Nell’alternativa, in una torrida domenica di luglio, tra il mettermi in auto in direzione Pesaro, Fano o Senigallia (a Fossombrone siamo ancora sprovvisti di mare) per farmi un bel bagno rinfrescante o, invece, sedermi alla scrivania, accendere il pc e con l’aria condizionata a palla cominciare a scrivere un nuovo articolo sul “magico mondo degli investimenti” non ho avuto dubbi: me ne sono restato a casa (con piena gioia di mia moglie poco amante della tintarella) per parlare di una situazione particolare in cui da qualche tempo si trovano i mercati azionari internazionali.
Mi riferisco cioè al rialzo dell’ultimo anno degli indici azionari che più che un movimento di ripresa diffuso e generalizzato, è stato il frutto di un eccezionale crescita dei prezzi delle azioni di poche ma gigantesche società che, a causa del loro enorme valore di mercato (Apple ha una capitalizzazione pari al Pil della Francia, Nvidia a quello dell’Italia …), hanno anche un grande peso negli indici.
Tant’è vero, ad esempio, che l’S&P 500 (uno degli indici principali di Wall Street) è salito nel 1° semestre 2024 di ben il 15% grazie all’exploit delle azioni delle “Magnifiche 10” (Apple, Microsoft, Nvidia, Alphabet, Amazon, Saudi Aramco, Meta, TSMC, Berkshire Hathaway, Eli Lilly) che per capitalizzazione pesano quasi quanto le restati 490 società dell’indice.
Nello stesso periodo il medesimo indice (S&P 500) nella versione “Equal Weighted” - dove cioè le azioni delle 500 società statunitensi sono pesate tutte alla stessa maniera - ha realizzato un ben più “modesto” + 4%.
Quindi pur essendo innegabile che tali mega società stanno continuando a realizzare enormi profitti e sono, probabilmente, le meglio “attrezzate” per cogliere le opportunità di sviluppo offerte da innovazione tecnologica ed intelligenza artificiale, è altrettanto vero che quegli investitori che avessero portafogli particolarmente focalizzati su di esse, dovrebbero rendersi bene conto dei rischi derivanti da questa concentrazione: rischi sia di volatilità (cioè di forte oscillazioni dei prezzi) che di credito (se anche una di queste mega-aziende dovesse un domani affrontare una crisi, l’impatto potrebbe essere significativo).
A tal riguardo è, quindi, essenziale verificare se la tipologia degli strumenti finanziari detenuti sia prevalentemente quella dei fondi “passivi” e/o etf, cioè di quegli strumenti che replicano pedissequamente la composizione degli indici azionari (con conseguente presenza dominante dei soliti “titoloni”).

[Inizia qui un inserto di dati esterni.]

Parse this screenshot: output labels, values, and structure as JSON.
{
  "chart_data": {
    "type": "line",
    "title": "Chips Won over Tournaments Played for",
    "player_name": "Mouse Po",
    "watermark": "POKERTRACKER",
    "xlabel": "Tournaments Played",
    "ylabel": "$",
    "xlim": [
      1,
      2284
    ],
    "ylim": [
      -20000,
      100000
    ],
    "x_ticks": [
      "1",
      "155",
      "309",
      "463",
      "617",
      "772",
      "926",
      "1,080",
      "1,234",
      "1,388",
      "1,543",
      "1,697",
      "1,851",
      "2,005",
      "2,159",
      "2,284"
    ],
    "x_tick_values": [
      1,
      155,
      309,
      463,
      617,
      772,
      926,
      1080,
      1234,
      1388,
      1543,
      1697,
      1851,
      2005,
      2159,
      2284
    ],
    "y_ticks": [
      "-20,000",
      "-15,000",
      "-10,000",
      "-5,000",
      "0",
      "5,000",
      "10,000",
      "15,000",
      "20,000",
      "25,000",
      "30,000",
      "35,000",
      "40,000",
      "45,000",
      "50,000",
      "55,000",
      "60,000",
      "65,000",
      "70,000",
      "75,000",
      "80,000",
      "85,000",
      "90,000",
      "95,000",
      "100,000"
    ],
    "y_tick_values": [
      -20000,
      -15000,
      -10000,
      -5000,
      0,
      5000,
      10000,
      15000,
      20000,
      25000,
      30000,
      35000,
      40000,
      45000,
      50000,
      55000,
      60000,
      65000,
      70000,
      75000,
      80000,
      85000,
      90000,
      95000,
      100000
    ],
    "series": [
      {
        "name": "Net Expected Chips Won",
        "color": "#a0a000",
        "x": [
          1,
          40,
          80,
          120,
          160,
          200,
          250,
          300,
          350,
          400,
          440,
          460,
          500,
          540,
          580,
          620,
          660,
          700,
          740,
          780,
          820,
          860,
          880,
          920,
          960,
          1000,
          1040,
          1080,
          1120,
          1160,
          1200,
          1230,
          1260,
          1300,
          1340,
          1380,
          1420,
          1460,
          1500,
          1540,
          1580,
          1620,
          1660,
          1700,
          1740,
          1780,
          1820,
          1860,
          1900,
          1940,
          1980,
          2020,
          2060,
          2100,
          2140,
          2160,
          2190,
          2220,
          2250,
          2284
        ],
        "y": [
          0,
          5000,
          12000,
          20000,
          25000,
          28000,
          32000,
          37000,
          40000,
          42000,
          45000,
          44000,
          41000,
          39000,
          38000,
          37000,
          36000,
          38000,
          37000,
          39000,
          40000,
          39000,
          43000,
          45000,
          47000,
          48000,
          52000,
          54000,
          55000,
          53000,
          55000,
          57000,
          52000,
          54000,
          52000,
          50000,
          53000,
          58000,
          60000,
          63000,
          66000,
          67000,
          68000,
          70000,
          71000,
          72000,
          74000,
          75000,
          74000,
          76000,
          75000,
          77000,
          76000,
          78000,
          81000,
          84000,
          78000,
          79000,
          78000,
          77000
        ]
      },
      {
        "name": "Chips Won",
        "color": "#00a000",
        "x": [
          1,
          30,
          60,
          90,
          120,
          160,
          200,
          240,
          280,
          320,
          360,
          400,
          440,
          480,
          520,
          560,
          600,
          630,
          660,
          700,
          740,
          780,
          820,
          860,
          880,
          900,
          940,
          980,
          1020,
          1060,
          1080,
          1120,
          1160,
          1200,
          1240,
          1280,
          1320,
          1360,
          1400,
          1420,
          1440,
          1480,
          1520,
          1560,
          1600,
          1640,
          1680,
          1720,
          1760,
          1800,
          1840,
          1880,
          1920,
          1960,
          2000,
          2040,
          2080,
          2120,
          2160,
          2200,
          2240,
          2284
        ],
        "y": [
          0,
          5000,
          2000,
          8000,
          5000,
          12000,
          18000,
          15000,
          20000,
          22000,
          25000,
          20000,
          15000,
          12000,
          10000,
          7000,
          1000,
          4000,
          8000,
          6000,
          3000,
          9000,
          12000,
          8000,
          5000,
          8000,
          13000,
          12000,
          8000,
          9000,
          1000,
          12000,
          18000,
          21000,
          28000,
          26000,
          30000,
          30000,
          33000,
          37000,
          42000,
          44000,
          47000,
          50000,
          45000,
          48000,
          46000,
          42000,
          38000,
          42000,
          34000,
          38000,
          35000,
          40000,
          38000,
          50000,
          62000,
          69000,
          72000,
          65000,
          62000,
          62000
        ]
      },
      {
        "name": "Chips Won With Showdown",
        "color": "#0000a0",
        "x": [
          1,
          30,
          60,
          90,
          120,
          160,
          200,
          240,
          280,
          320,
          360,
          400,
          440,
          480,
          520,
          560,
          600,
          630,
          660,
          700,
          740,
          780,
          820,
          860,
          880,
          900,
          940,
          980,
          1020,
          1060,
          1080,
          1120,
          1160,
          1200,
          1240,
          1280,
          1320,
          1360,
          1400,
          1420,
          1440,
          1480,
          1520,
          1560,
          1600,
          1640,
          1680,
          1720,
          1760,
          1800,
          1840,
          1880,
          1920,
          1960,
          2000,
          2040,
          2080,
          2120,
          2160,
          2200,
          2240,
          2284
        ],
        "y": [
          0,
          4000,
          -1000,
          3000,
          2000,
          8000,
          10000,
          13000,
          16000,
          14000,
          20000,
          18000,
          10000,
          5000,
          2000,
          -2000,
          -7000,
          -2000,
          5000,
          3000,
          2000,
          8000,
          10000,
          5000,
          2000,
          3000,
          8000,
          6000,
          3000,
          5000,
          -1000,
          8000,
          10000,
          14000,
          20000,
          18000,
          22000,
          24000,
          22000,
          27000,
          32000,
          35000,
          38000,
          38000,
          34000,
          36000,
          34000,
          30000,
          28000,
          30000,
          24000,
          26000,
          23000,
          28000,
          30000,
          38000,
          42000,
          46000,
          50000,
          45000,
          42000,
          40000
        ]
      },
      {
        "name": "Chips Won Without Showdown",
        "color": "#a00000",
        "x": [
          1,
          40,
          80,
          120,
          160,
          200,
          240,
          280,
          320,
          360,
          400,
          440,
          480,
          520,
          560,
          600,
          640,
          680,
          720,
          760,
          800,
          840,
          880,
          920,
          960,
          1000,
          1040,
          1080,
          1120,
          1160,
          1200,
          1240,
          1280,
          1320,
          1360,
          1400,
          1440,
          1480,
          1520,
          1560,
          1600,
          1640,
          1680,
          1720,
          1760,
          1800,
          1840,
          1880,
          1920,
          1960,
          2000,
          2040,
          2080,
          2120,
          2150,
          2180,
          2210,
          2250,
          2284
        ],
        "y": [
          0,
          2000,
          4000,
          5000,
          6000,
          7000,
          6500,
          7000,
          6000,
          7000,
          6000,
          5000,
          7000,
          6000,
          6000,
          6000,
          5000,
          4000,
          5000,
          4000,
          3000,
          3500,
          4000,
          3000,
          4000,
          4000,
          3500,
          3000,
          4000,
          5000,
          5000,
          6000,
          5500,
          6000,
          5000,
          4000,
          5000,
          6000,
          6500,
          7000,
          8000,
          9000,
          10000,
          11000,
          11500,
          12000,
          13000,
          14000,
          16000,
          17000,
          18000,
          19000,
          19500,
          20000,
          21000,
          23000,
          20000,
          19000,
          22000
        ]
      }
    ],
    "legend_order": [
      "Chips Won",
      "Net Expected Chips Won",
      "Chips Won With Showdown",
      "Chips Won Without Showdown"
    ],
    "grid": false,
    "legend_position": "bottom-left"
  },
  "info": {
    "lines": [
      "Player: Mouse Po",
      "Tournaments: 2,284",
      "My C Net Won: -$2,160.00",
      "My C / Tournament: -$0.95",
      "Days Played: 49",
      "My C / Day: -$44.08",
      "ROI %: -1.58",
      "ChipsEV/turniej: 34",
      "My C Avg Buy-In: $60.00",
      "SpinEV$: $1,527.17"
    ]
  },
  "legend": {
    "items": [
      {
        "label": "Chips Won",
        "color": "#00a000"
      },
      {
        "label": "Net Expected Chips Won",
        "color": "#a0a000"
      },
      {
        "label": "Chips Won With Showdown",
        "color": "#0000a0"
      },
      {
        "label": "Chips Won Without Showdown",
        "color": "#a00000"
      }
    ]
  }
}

In tal caso il mio consiglio è quello di ridurre il peso di tali prodotti “passivi” a vantaggio di strumenti di risparmio “attivi” caratterizzati da una costante e professionale attività - da parte delle società di gestione – di selezione ed investimento in azioni di società di qualunque dimensione (quindi non solo “Extra Large”) con prospettive interessanti di crescita e rivalutazione. Con questo termino, inviando a tutti un “caldo” saluto. (La prossima volta, comunque, vado al mare!!!)